Writing for the panel, Judge Messano continued: However, the Court has repeatedly said, a statute that changes the settled law and relates to substantive rights is prospective only, unless there is an unequivocal expression of contrary legislative intent. From its initial enactment, our courts have viewed all of Megan’s Law’s provisions as part of a comprehensive scheme, “a legitimate regulatory measure” in faithful service to the Legislature’s public safety objectives. Subsection (f) was part and parcel of the Legislature’s reasonable conclusion that “the risk of re-offense can be fairly measured, and that knowledge of the presence of offenders provides increased defense against them.” Subsection (g) altered settled law in that certain registrants, like G.H. and G.A., can no longer terminate their registration obligations even though they no longer pose a threat to the safety of others, as actually found by the trial courts when each judge granted appellants relief from CSL pursuant to N.J.S.A. 2C:43-6(c).
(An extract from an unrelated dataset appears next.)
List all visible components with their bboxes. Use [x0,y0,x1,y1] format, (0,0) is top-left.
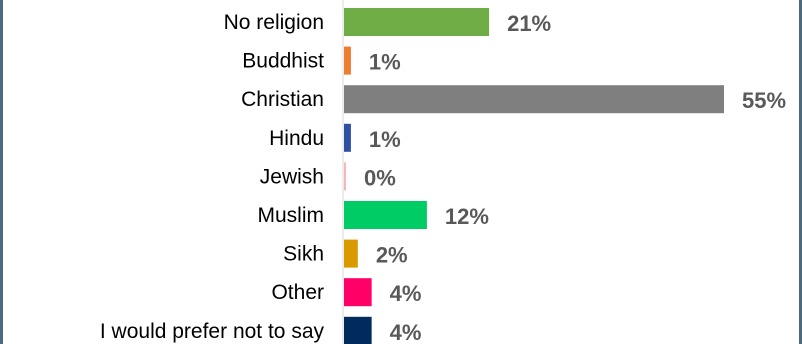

The State argues we should infer the Legislature intended retroactive application of subsection (g) because a different interpretation “would be contrary to the public safety purpose underlying the amendment and Megan’s Law itself.” This argument ignores the fact that the Legislature believed Megan’s Law, as originally enacted in 1994, fully satisfied its public safety objectives, even though it permitted potential relief from registration pursuant to subsection (f).
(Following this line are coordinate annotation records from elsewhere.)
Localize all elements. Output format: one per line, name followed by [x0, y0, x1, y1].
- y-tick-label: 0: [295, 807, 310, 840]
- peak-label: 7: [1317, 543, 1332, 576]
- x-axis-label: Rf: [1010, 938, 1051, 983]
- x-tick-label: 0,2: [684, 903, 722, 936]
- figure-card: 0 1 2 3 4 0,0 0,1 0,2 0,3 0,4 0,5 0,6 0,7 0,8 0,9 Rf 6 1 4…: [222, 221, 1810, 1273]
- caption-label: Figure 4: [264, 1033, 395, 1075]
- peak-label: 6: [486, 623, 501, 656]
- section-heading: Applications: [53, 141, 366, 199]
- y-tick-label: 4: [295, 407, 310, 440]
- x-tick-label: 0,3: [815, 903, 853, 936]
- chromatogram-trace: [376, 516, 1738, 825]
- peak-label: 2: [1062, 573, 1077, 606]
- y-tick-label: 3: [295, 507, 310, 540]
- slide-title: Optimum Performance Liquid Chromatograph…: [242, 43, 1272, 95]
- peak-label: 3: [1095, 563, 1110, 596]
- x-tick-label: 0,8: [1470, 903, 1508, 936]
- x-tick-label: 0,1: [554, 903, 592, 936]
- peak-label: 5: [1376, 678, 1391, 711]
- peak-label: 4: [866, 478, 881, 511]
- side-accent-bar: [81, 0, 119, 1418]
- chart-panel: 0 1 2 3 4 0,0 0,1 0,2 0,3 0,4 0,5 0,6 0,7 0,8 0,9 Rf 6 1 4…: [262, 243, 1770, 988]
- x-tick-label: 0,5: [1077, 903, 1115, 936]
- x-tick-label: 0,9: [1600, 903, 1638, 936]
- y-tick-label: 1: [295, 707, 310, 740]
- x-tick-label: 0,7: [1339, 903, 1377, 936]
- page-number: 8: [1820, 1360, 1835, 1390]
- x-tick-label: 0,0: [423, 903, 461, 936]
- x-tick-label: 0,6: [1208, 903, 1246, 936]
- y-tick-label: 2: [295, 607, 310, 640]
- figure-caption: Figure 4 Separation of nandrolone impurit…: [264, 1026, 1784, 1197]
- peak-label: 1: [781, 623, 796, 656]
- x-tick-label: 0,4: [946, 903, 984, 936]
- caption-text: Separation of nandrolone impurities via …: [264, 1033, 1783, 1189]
Moreover, the legislative history of subsection (g) supports no such assertion. The sponsor and committee statements in both the Assembly and the Senate make clear that subsection (g) was enacted to meet the requirements of the now repealed Wetterling Act and to insure continued federal funding. See Sponsor’s Statement to S. 2714 (Nov. 19, 2001); Senate Law and Pub. Safety Comm., Statement to S. 2714 (Nov. 29, 2001); Sponsor’s Statement to A. 3987 (Dec. 6, 2001); Assembly Law and Pub. Safety Comm., Statement to A. 3987 (Dec. 13, 2001).
Another counter to the State’s position is that almost every instance in which sex offenders are more harshly punished is consistent “with a public safety purpose” since it is consistent with deterrence. That argument ignores constitutional rights and fundamental fairness considerations.